Le meurtrier du superviseur de la Stib déjà libre !

Gilbert Dupont Publié le - Mis à jour le

Exclusif
Faits divers

La mort à Laeken de M. Ilias Tahiraj, le 7 avril, avait provoqué une longue grève

BRUXELLES Selon nos infos, la juge d’instruction de Bruxelles, Mme Berta Bernardo-Mendez, a ordonné, par mainlevée du mandat d’arrêt, la remise en liberté d’Alexandre V., qui avait été arrêté le 7 avril, et inculpé de coups et blessures volontaires ayant entraîné la mort sans l’intention de la donner.

La mort à Laeken, le même jour, de M. Ilias Tahiraj, superviseur à la Stib, avait provoqué la plus longue grève depuis des lustres dans les transports en commun bruxellois : six jours.

Alexandre V. a été détenu 45 jours. Cette libération après 45 jours d’un drame violent lors duquel un agent de la Stib a trouvé la mort par violence est visiblement sensible.

Hier, Jean-Marc Meilleur, le porte-parole du parquet, n’a pas voulu confirmer, attendant d’en avoir d’abord devisé avec la juge d’instruction en charge. Même silence radio chez l’avocat Laurent Kennes. Alexandre, qui a toujours nié l’intention homicide, devait comparaître le 25 mai devant la chambre des mises en accusation.

Dans l’après-midi, l’avocate générale Liliane Briers, porte-parole du parquet général de Bruxelles, pouvait nous confirmer que, le 25 mai, Alexandre n’avait pas comparu comme prévu devant la chambre des mises en accusation.
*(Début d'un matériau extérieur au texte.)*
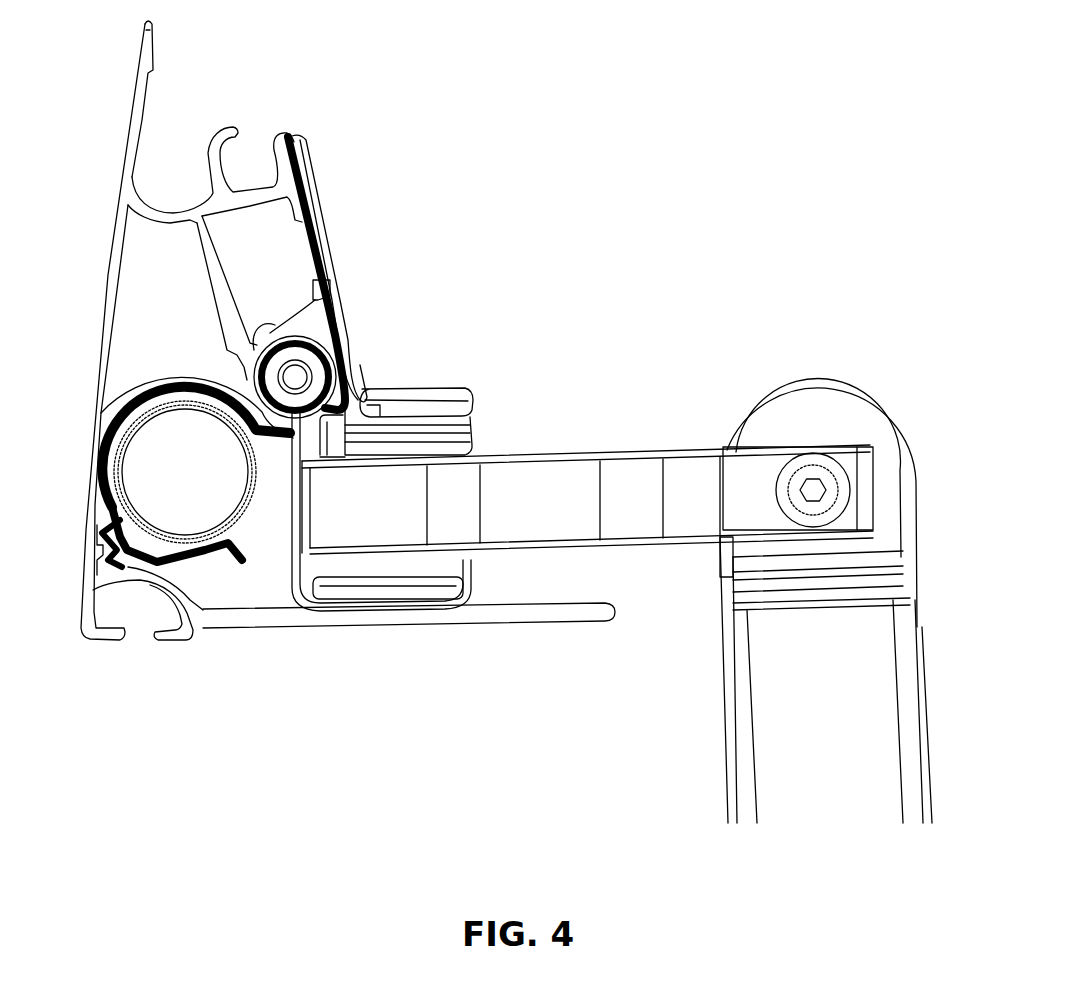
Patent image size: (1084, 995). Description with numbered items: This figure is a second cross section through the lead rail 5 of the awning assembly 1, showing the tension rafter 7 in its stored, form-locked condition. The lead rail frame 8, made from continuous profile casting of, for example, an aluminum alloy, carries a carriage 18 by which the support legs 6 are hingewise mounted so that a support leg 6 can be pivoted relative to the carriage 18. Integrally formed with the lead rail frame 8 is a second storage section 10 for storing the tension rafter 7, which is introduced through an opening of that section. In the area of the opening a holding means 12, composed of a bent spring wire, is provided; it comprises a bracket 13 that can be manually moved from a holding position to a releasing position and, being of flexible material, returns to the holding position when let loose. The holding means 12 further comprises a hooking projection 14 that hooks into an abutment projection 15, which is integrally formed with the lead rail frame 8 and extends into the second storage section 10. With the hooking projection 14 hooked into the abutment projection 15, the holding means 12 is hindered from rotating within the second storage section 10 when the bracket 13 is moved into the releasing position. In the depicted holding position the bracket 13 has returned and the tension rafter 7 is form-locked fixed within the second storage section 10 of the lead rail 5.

Pour la bonne raison, selon nos infos cette fois, qu’Alexandre avait déjà été libéré le mardi 22 mai.

Cette remise en liberté fut entourée d’une discrétion de type secret d’État. Le Bruxellois de 28 ans sera donc bien resté détenu au total 45 jours. Il avait déclaré qu’il renonçait à demander sa remise en liberté le jour des funérailles de sa victime, “par respect pour elle et sa famille”.

Avocats de celles-ci, Mes Nathalie Buisseret et Sven Mary avaient pour leur part déposé plainte et s’étaient constitués partie civile en demandant que les faits de “coups et blessures ” soient requalifiés en “meurtre”.

La juge d’instruction, la seule à posséder tous les éléments du dossier, a donc ordonné d’initiative la remise en liberté d’Alexandre V. La décision n’est jamais prise sans l’accord du parquet.


Des conditions accompagnent certainement cette remise en liberté: répondre aux convocations, éviter tout contact avec les parties en cause, chercher du travail. Alexandre V. reste inculpé.

À ce stade, il est présumé innocent.